Knee osteophytes and the army
Osteophytes are usually secondary and are a consequence of some other pathological process in the body - in particular, osteoarthritis. If the diagnosis reveals degenerative changes in the joint structures, then doctors prescribe appropriate therapeutic measures. Depending on the degree of destruction and tissue changes, the intensity of the clinical picture and the impact of the pathology on the general condition of a particular patient, the medical commission decides on the possibility or impossibility of his service in the army.

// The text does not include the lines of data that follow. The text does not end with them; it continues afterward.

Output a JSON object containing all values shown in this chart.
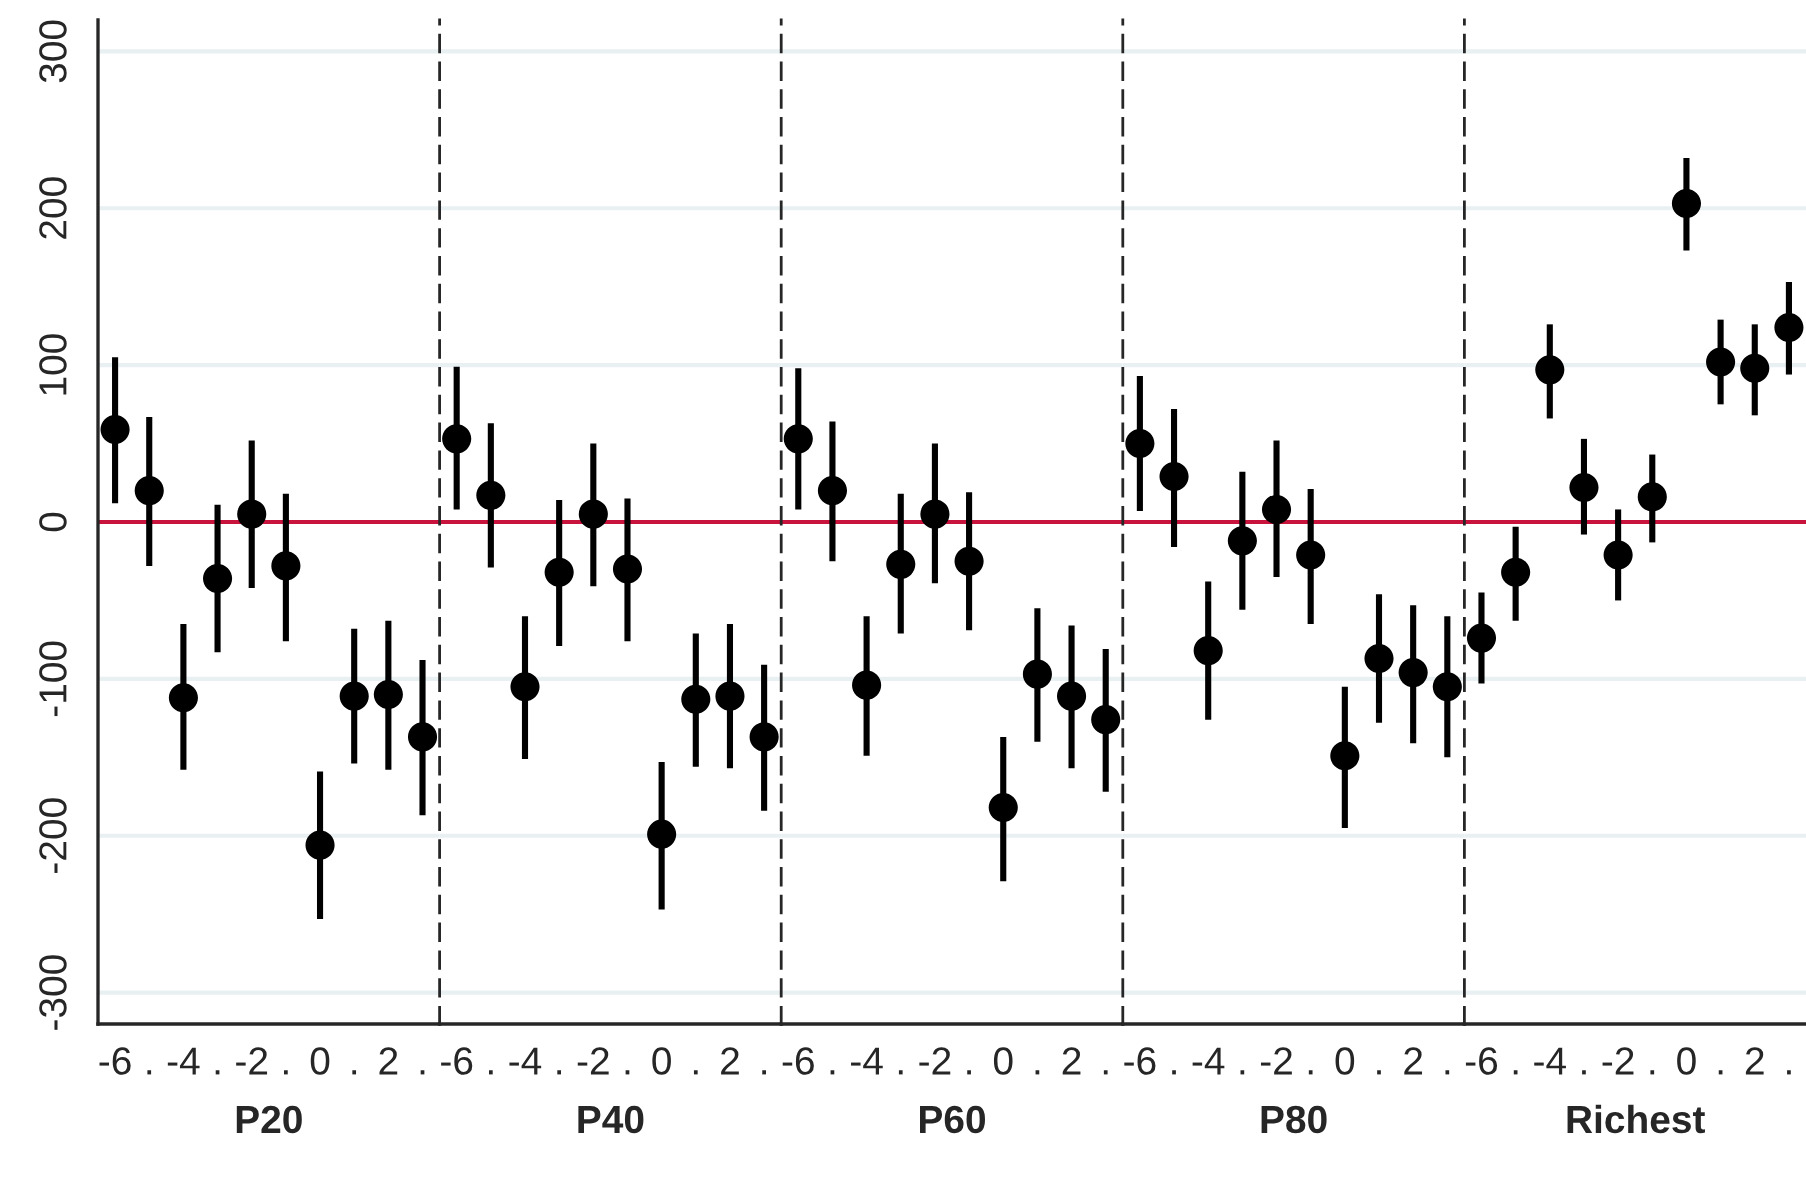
{
  "chart_data": [
    {
      "type": "scatter",
      "xlabel": "P20",
      "categories": [
        "-6",
        ".",
        "-4",
        ".",
        "-2",
        ".",
        "0",
        ".",
        "2",
        "."
      ],
      "values": [
        59,
        20,
        -112,
        -36,
        5,
        -28,
        -206,
        -111,
        -110,
        -137
      ],
      "errors": [
        [
          12,
          105
        ],
        [
          -28,
          67
        ],
        [
          -158,
          -65
        ],
        [
          -83,
          11
        ],
        [
          -42,
          52
        ],
        [
          -76,
          18
        ],
        [
          -253,
          -159
        ],
        [
          -154,
          -68
        ],
        [
          -158,
          -63
        ],
        [
          -187,
          -88
        ]
      ],
      "color": "#000000",
      "marker": "circle",
      "ylim": [
        -320,
        320
      ],
      "yticks": [
        -300,
        -200,
        -100,
        0,
        100,
        200,
        300
      ],
      "grid": "y",
      "ref_lines": [
        {
          "axis": "y",
          "value": 0,
          "color": "#c8143c"
        }
      ]
    },
    {
      "type": "scatter",
      "xlabel": "P40",
      "categories": [
        "-6",
        ".",
        "-4",
        ".",
        "-2",
        ".",
        "0",
        ".",
        "2",
        "."
      ],
      "values": [
        53,
        17,
        -105,
        -32,
        5,
        -30,
        -199,
        -113,
        -111,
        -137
      ],
      "errors": [
        [
          8,
          99
        ],
        [
          -29,
          63
        ],
        [
          -151,
          -60
        ],
        [
          -79,
          14
        ],
        [
          -41,
          50
        ],
        [
          -76,
          15
        ],
        [
          -247,
          -153
        ],
        [
          -156,
          -71
        ],
        [
          -157,
          -65
        ],
        [
          -184,
          -91
        ]
      ],
      "color": "#000000",
      "marker": "circle",
      "ylim": [
        -320,
        320
      ],
      "yticks": [
        -300,
        -200,
        -100,
        0,
        100,
        200,
        300
      ],
      "grid": "y",
      "tick_labels": "x",
      "ref_lines": [
        {
          "axis": "y",
          "value": 0,
          "color": "#c8143c"
        }
      ]
    },
    {
      "type": "scatter",
      "xlabel": "P60",
      "categories": [
        "-6",
        ".",
        "-4",
        ".",
        "-2",
        ".",
        "0",
        ".",
        "2",
        "."
      ],
      "values": [
        53,
        20,
        -104,
        -27,
        5,
        -25,
        -182,
        -97,
        -111,
        -126
      ],
      "errors": [
        [
          8,
          98
        ],
        [
          -25,
          64
        ],
        [
          -149,
          -60
        ],
        [
          -71,
          18
        ],
        [
          -39,
          50
        ],
        [
          -69,
          19
        ],
        [
          -229,
          -137
        ],
        [
          -140,
          -55
        ],
        [
          -157,
          -66
        ],
        [
          -172,
          -81
        ]
      ],
      "color": "#000000",
      "marker": "circle",
      "ylim": [
        -320,
        320
      ],
      "yticks": [
        -300,
        -200,
        -100,
        0,
        100,
        200,
        300
      ],
      "grid": "y",
      "tick_labels": "x",
      "ref_lines": [
        {
          "axis": "y",
          "value": 0,
          "color": "#c8143c"
        }
      ]
    },
    {
      "type": "scatter",
      "xlabel": "P80",
      "categories": [
        "-6",
        ".",
        "-4",
        ".",
        "-2",
        ".",
        "0",
        ".",
        "2",
        "."
      ],
      "values": [
        50,
        29,
        -82,
        -12,
        8,
        -21,
        -149,
        -87,
        -96,
        -105
      ],
      "errors": [
        [
          7,
          93
        ],
        [
          -16,
          72
        ],
        [
          -126,
          -38
        ],
        [
          -56,
          32
        ],
        [
          -35,
          52
        ],
        [
          -65,
          21
        ],
        [
          -195,
          -105
        ],
        [
          -128,
          -46
        ],
        [
          -141,
          -53
        ],
        [
          -150,
          -60
        ]
      ],
      "color": "#000000",
      "marker": "circle",
      "ylim": [
        -320,
        320
      ],
      "yticks": [
        -300,
        -200,
        -100,
        0,
        100,
        200,
        300
      ],
      "grid": "y",
      "tick_labels": "x",
      "ref_lines": [
        {
          "axis": "y",
          "value": 0,
          "color": "#c8143c"
        }
      ]
    },
    {
      "type": "scatter",
      "xlabel": "Richest",
      "categories": [
        "-6",
        ".",
        "-4",
        ".",
        "-2",
        ".",
        "0",
        ".",
        "2",
        "."
      ],
      "values": [
        -74,
        -32,
        97,
        22,
        -21,
        16,
        203,
        102,
        98,
        124
      ],
      "errors": [
        [
          -103,
          -45
        ],
        [
          -63,
          -3
        ],
        [
          66,
          126
        ],
        [
          -8,
          53
        ],
        [
          -50,
          8
        ],
        [
          -13,
          43
        ],
        [
          173,
          232
        ],
        [
          75,
          129
        ],
        [
          68,
          126
        ],
        [
          94,
          153
        ]
      ],
      "color": "#000000",
      "marker": "circle",
      "ylim": [
        -320,
        320
      ],
      "yticks": [
        -300,
        -200,
        -100,
        0,
        100,
        200,
        300
      ],
      "grid": "y",
      "tick_labels": "x",
      "ref_lines": [
        {
          "axis": "y",
          "value": 0,
          "color": "#c8143c"
        }
      ]
    }
  ]
}
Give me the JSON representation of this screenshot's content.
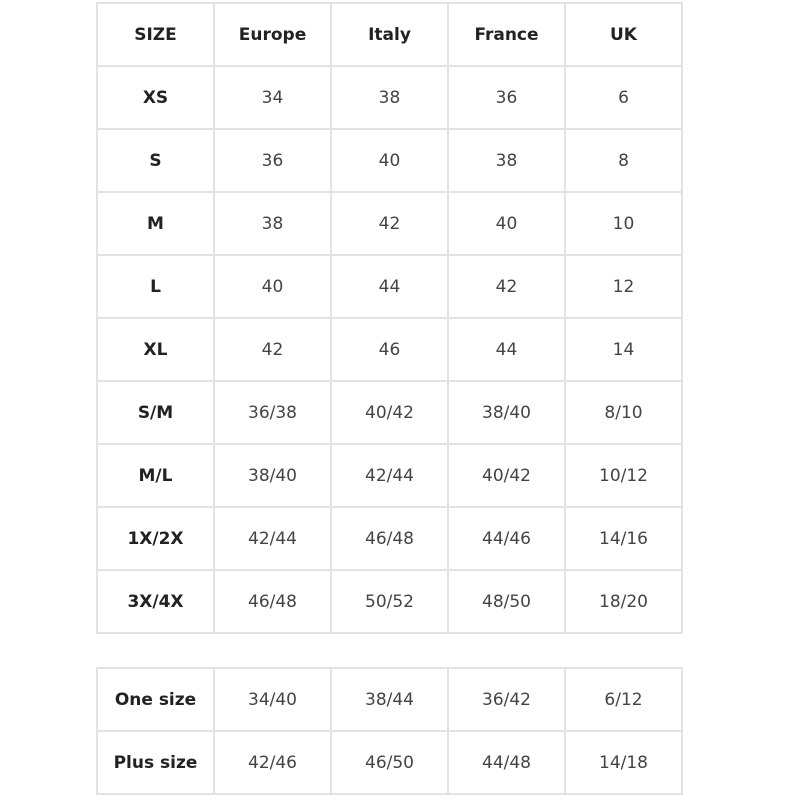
{
  "size_table": {
    "headers": [
      "SIZE",
      "Europe",
      "Italy",
      "France",
      "UK"
    ],
    "rows": [
      [
        "XS",
        "34",
        "38",
        "36",
        "6"
      ],
      [
        "S",
        "36",
        "40",
        "38",
        "8"
      ],
      [
        "M",
        "38",
        "42",
        "40",
        "10"
      ],
      [
        "L",
        "40",
        "44",
        "42",
        "12"
      ],
      [
        "XL",
        "42",
        "46",
        "44",
        "14"
      ],
      [
        "S/M",
        "36/38",
        "40/42",
        "38/40",
        "8/10"
      ],
      [
        "M/L",
        "38/40",
        "42/44",
        "40/42",
        "10/12"
      ],
      [
        "1X/2X",
        "42/44",
        "46/48",
        "44/46",
        "14/16"
      ],
      [
        "3X/4X",
        "46/48",
        "50/52",
        "48/50",
        "18/20"
      ]
    ]
  },
  "extra_table": {
    "rows": [
      [
        "One size",
        "34/40",
        "38/44",
        "36/42",
        "6/12"
      ],
      [
        "Plus size",
        "42/46",
        "46/50",
        "44/48",
        "14/18"
      ]
    ]
  }
}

Recognizing a person as unfit for service is possible:
- if osteophytes of the knee joint are multiple, accompanied by severe pain syndrome without response to treatment;
- if there is severe limitation of movement, joint swelling, joint curvature, requiring the wearing of special devices and shoes.
If pathological changes persist for a long time, and treatment does not bring a positive result, the conscript can receive an exemption for health reasons.
In order for the representatives of the military commission to make the appropriate decision, the conscript must provide all necessary medical documentation, including diagnostic results (X-rays, MRI), transcripts, observation sheets, statements, etc., as well as documents confirming the regular treatment of the conscript in hospitals.
Most often with osteophytes of the knee joint, service in the army becomes impossible:
- if there is a significant destruction of cartilage, maximum narrowing of the joint gap with limitation of joint functionality;
- if progressive deforming osteoarthritis of other joints is detected.
In the absence of symptoms and normal function of the affected knee, the conscript is assigned the status of "fit for military service".
If during the period of passing the medical commission the conscript is found to have an acute stage of inflammatory disease, he is prescribed appropriate treatment and given a temporary deferment, including the subsequent stage of rehabilitation.